What’s a Cover Letter? 

A cover letter is a screening device used by employers. It should accompany each resumé you send to a prospective employer.

A good cover letter is as important as a good resumé. In fact, in many instances your cover letter is more important. If it doesn’t catch the attention of the reader, he or she may not even look at the resumé.


The cover letter should be brief and personal, address the needs of the specific employer, and reflect your natural choice
of vocabulary. It should highlight four key components:

-         Introduce you

-         Create employer interest in you

-         Draw attention to one or two exceptional and relevant skills on your resumé

-         Show an employer you are interested in his or her company

Forget the “Form”

This is not the time to cut corners, and a “form” or generic cover letter should never be used.

Address your correspondence to the person with hiring authority, using her/his name and title. If that information isn’t included in the job posting it can sometimes be found on the company website.

Introduce yourself, and in the opening paragraph clearly state your reason for writing. Mention your interest and how you learned about the opening, identifying the position for which you would like to be considered and why you are interested in this organization.

In the middle paragraph(s), highlight your educational credentials, employment experiences, and attributes that qualify you for the position. Use specific examples from your extracurricular activities, course work, and employment that demonstrate skills pertinent to the position, such as leadership, decision-making, and communication. Refer the reader to your resumé for more details.

Close the letter by requesting an interview. Depending on the circumstances, you should say you’ll call on a certain date to arrange a time for an appointment or affirm your interest in the position and/or organization.

Fine Tuning

The smallest details can really matter, especially in a job search, so take the extra time to make your cover letter look great.

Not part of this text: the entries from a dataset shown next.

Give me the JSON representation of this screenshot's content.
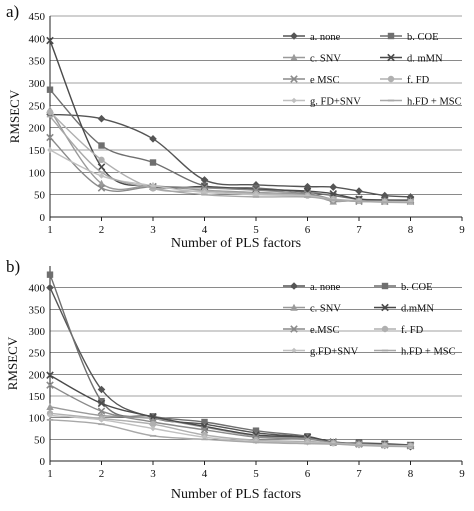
{
  "chart_data": [
    {
      "type": "line",
      "panel_label": "a)",
      "title": "",
      "xlabel": "Number of PLS factors",
      "ylabel": "RMSECV",
      "xlim": [
        1,
        9
      ],
      "ylim": [
        0,
        450
      ],
      "xticks": [
        "1",
        "2",
        "3",
        "4",
        "5",
        "6",
        "7",
        "8",
        "9"
      ],
      "yticks": [
        "0",
        "50",
        "100",
        "150",
        "200",
        "250",
        "300",
        "350",
        "400",
        "450"
      ],
      "x": [
        1,
        2,
        3,
        4,
        5,
        6,
        6.5,
        7,
        7.5,
        8
      ],
      "grid": "horizontal",
      "legend_position": "top-right",
      "series": [
        {
          "name": "a. none",
          "marker": "diamond",
          "color": "#555555",
          "values": [
            230,
            220,
            175,
            83,
            72,
            68,
            67,
            58,
            48,
            45
          ]
        },
        {
          "name": "b. COE",
          "marker": "square",
          "color": "#6f6f6f",
          "values": [
            285,
            160,
            122,
            70,
            65,
            55,
            48,
            40,
            38,
            37
          ]
        },
        {
          "name": "c. SNV",
          "marker": "triangle",
          "color": "#9a9a9a",
          "values": [
            240,
            75,
            70,
            60,
            55,
            50,
            35,
            38,
            35,
            36
          ]
        },
        {
          "name": "d. mMN",
          "marker": "x",
          "color": "#4a4a4a",
          "values": [
            395,
            112,
            68,
            68,
            62,
            58,
            52,
            40,
            38,
            38
          ]
        },
        {
          "name": "e MSC",
          "marker": "x",
          "color": "#8a8a8a",
          "values": [
            178,
            65,
            68,
            65,
            60,
            52,
            40,
            35,
            35,
            35
          ]
        },
        {
          "name": "f. FD",
          "marker": "circle",
          "color": "#b0b0b0",
          "values": [
            235,
            128,
            64,
            58,
            52,
            48,
            40,
            36,
            35,
            34
          ]
        },
        {
          "name": "g. FD+SNV",
          "marker": "diamond-small",
          "color": "#c0c0c0",
          "values": [
            150,
            92,
            70,
            55,
            50,
            47,
            38,
            36,
            34,
            33
          ]
        },
        {
          "name": "h.FD + MSC",
          "marker": "dash",
          "color": "#a8a8a8",
          "values": [
            225,
            100,
            65,
            50,
            45,
            45,
            38,
            35,
            33,
            32
          ]
        }
      ]
    },
    {
      "type": "line",
      "panel_label": "b)",
      "title": "",
      "xlabel": "Number of PLS factors",
      "ylabel": "RMSECV",
      "xlim": [
        1,
        9
      ],
      "ylim": [
        0,
        450
      ],
      "xticks": [
        "1",
        "2",
        "3",
        "4",
        "5",
        "6",
        "7",
        "8",
        "9"
      ],
      "yticks": [
        "0",
        "50",
        "100",
        "150",
        "200",
        "250",
        "300",
        "350",
        "400"
      ],
      "x": [
        1,
        2,
        3,
        4,
        5,
        6,
        6.5,
        7,
        7.5,
        8
      ],
      "grid": "horizontal",
      "legend_position": "top-right",
      "series": [
        {
          "name": "a. none",
          "marker": "diamond",
          "color": "#555555",
          "values": [
            400,
            165,
            100,
            85,
            65,
            55,
            43,
            38,
            36,
            33
          ]
        },
        {
          "name": "b. COE",
          "marker": "square",
          "color": "#6f6f6f",
          "values": [
            430,
            138,
            103,
            90,
            70,
            57,
            42,
            42,
            40,
            37
          ]
        },
        {
          "name": "c. SNV",
          "marker": "triangle",
          "color": "#9a9a9a",
          "values": [
            125,
            105,
            98,
            78,
            58,
            52,
            44,
            40,
            38,
            35
          ]
        },
        {
          "name": "d.mMN",
          "marker": "x",
          "color": "#4a4a4a",
          "values": [
            198,
            133,
            102,
            80,
            60,
            55,
            44,
            40,
            39,
            36
          ]
        },
        {
          "name": "e.MSC",
          "marker": "x",
          "color": "#8a8a8a",
          "values": [
            175,
            115,
            90,
            72,
            55,
            50,
            43,
            39,
            37,
            35
          ]
        },
        {
          "name": "f. FD",
          "marker": "circle",
          "color": "#b0b0b0",
          "values": [
            110,
            98,
            85,
            60,
            48,
            45,
            41,
            38,
            36,
            35
          ]
        },
        {
          "name": "g.FD+SNV",
          "marker": "diamond-small",
          "color": "#c0c0c0",
          "values": [
            105,
            95,
            75,
            55,
            45,
            42,
            40,
            37,
            35,
            34
          ]
        },
        {
          "name": "h.FD + MSC",
          "marker": "dash",
          "color": "#a8a8a8",
          "values": [
            95,
            85,
            58,
            50,
            43,
            40,
            39,
            36,
            34,
            33
          ]
        }
      ]
    }
  ]
}
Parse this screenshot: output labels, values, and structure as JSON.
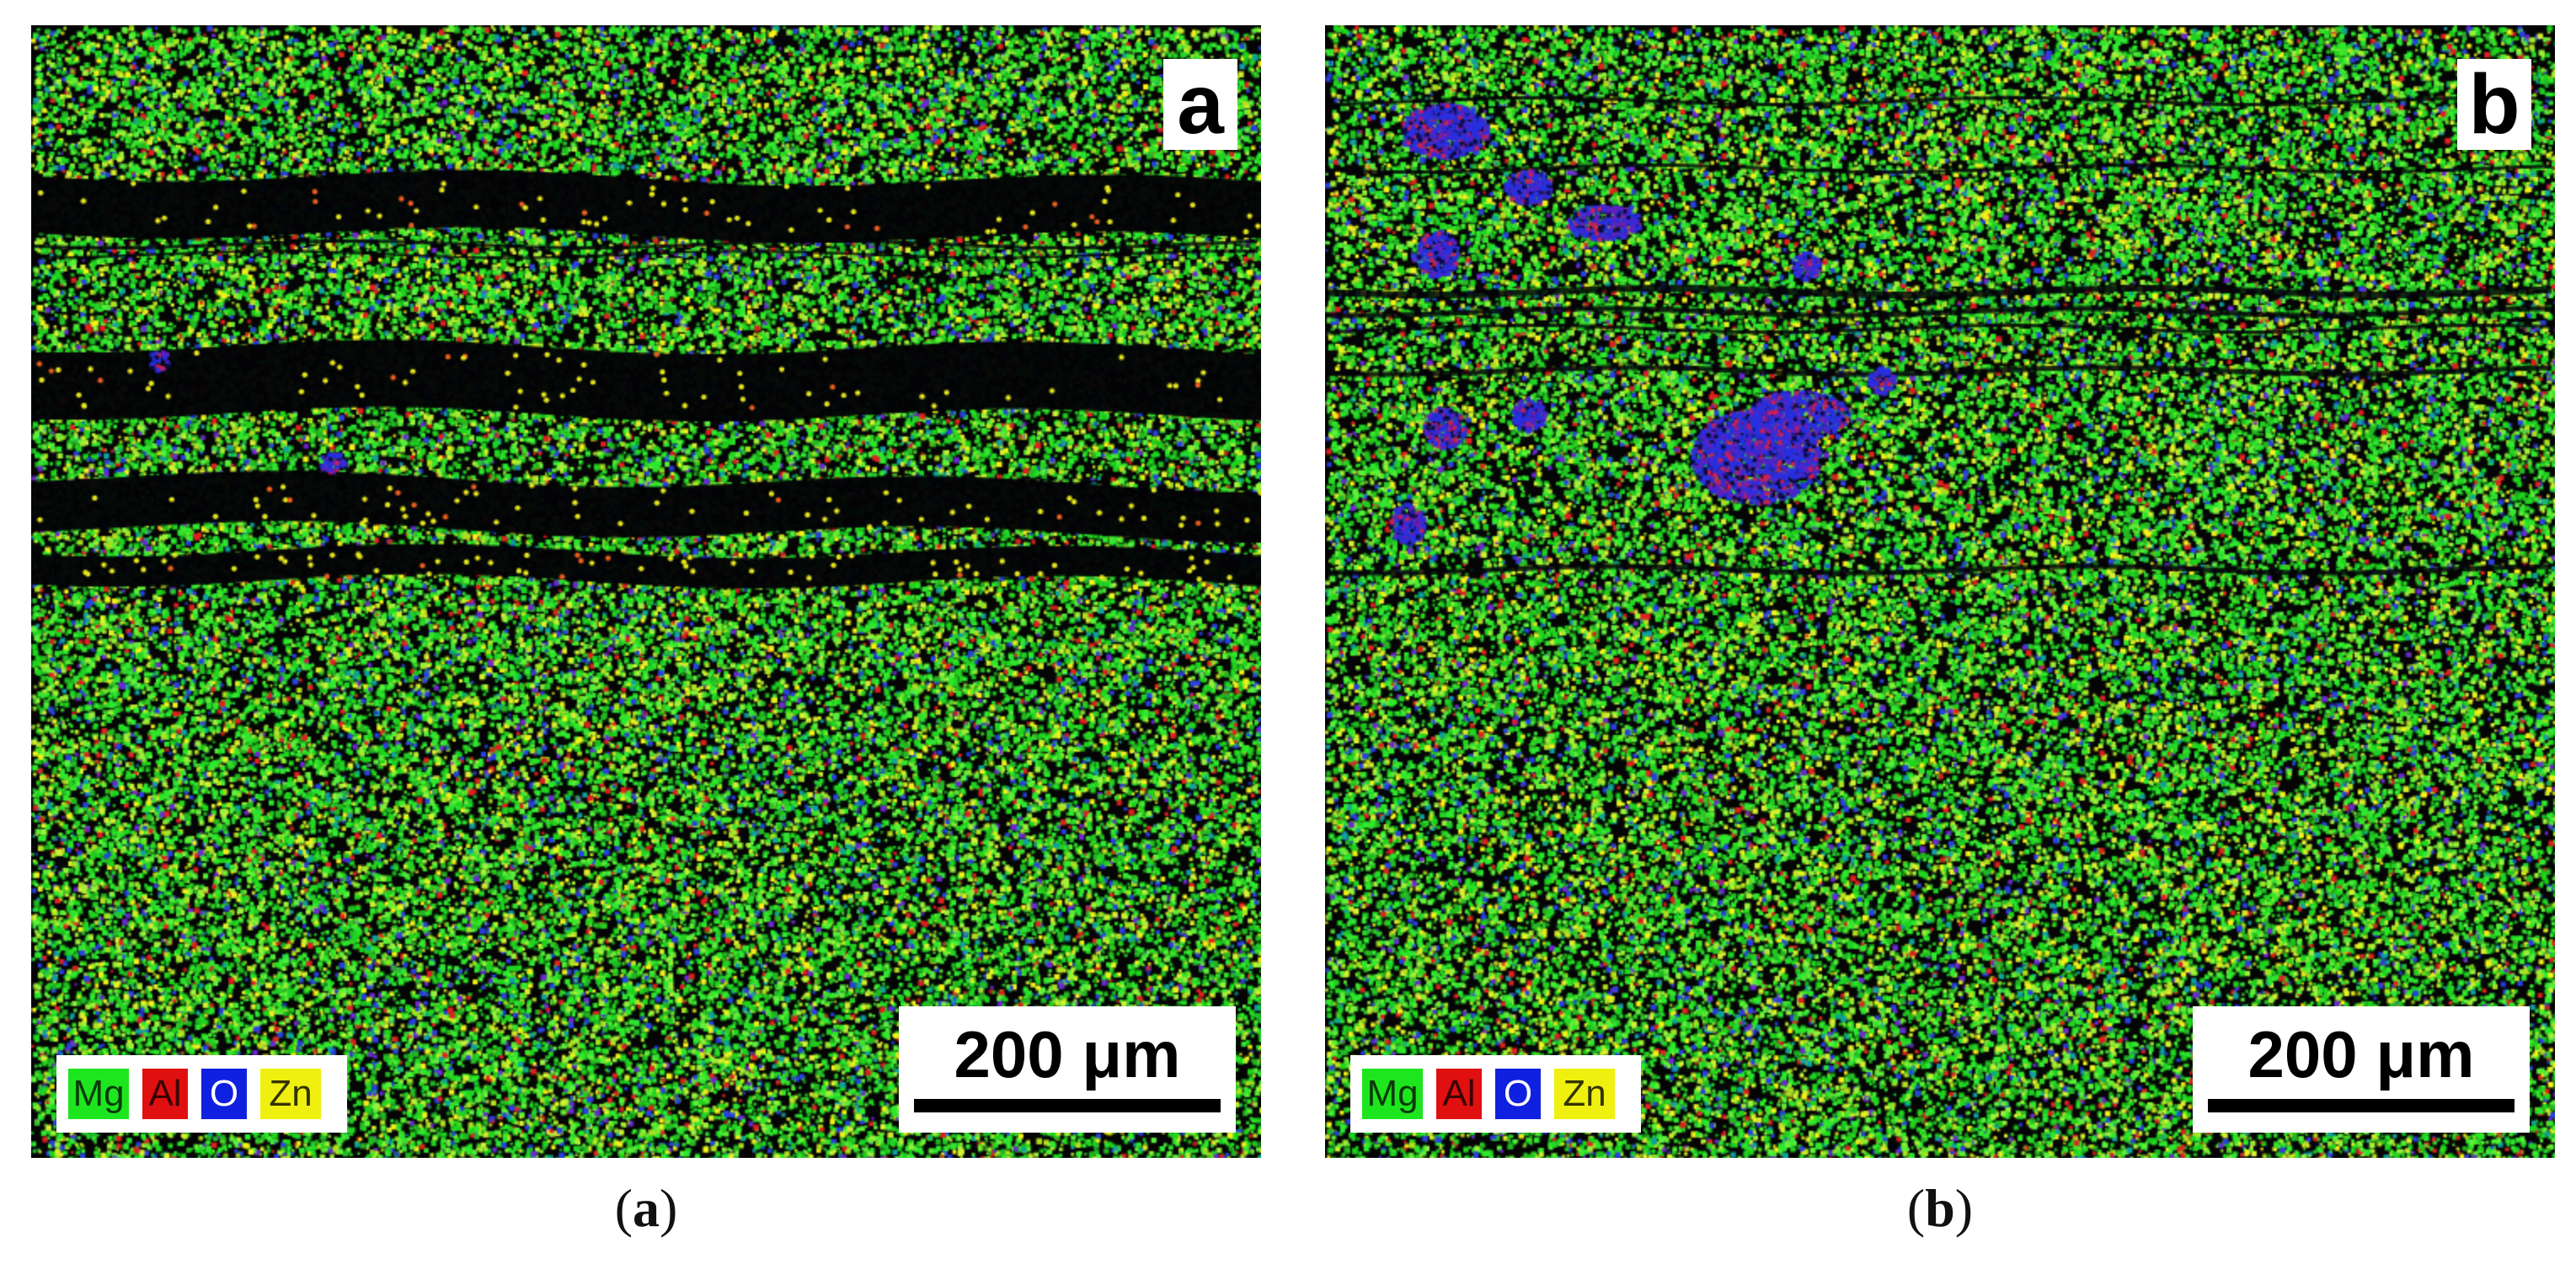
{
  "panels": [
    {
      "id": "a",
      "label": "a",
      "caption_letter": "a",
      "scale_bar": "200 μm",
      "legend": [
        {
          "symbol": "Mg",
          "color": "#1ee61e",
          "text_color": "#0a3a0a"
        },
        {
          "symbol": "Al",
          "color": "#e01010",
          "text_color": "#3a0000"
        },
        {
          "symbol": "O",
          "color": "#1020e0",
          "text_color": "#ffffff"
        },
        {
          "symbol": "Zn",
          "color": "#f0f010",
          "text_color": "#333300"
        }
      ]
    },
    {
      "id": "b",
      "label": "b",
      "caption_letter": "b",
      "scale_bar": "200 μm",
      "legend": [
        {
          "symbol": "Mg",
          "color": "#1ee61e",
          "text_color": "#0a3a0a"
        },
        {
          "symbol": "Al",
          "color": "#e01010",
          "text_color": "#3a0000"
        },
        {
          "symbol": "O",
          "color": "#1020e0",
          "text_color": "#ffffff"
        },
        {
          "symbol": "Zn",
          "color": "#f0f010",
          "text_color": "#333300"
        }
      ]
    }
  ],
  "captions": {
    "open": "(",
    "close": ")"
  }
}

Use the same quality paper that matches your resumé. Proofread for misspellings, grammatical errors, and poor writing before you submit it to a prospective employer. Poor writing or typos are a sure way to direct your application to the “reject” pile.

Other things to include:

-         Use matching fonts for the letter and resumé.

-         Keep your paragraphs to 4–5 sentences. 

-         Use the first sentence of each paragraph strategically. Your reader may skim the letter and read only the first sentence.

-         Use the active voice and action verbs. 

-         One page with 3–5 paragraphs should convey your message.

-         Sign the letter.

These are a few things not to do:

-         Rely solely on your computer’s spell-check function

-         Address letters to “Dear Sir or Madam,” or “To Whom it May Concern”

-         Make statements you cannot verify

-         Avoid overused and meaningless terms such as “hardworking,” “strong communication skills,” or “loyal”

For more information about the Job Accommodation Network, visit askjan.org or call 800-526-7234 (voice) / 877-781-9403 (TTY).

 

Cover Letter Checklist 

_______ 1. Is it addressed to a specific person?

 _______ 2. Is the salutation followed by a colon rather than a comma?

 _______ 3. Have you told the employer exactly what position you are applying for?

_______ 4. Have you stated why you are interested in the position and the organization?

_______ 5. Have you told the employer what you can do for the organization rather than what it can do for you?

_______ 6. Did you use specific examples to sell your skills?

_______ 7. Is the sentence structure varied? Have you limited the use of the words “I” and “My” to begin sentences?

_______ 8. Have you requested action, mentioning that you will call or are available to be contacted for an interview?

_______ 9. Did you express appreciation for the employer considering your application?

_______ 10. Is it an original letter rather than a mass-produced copy?

_______ 11. Is it neat and attractive? Is it free of typographical and grammatical errors?

_______ 12. Does the whole letter fit on one page?

_______ 13. Is it laser-printed on high-quality paper that matches your resumé?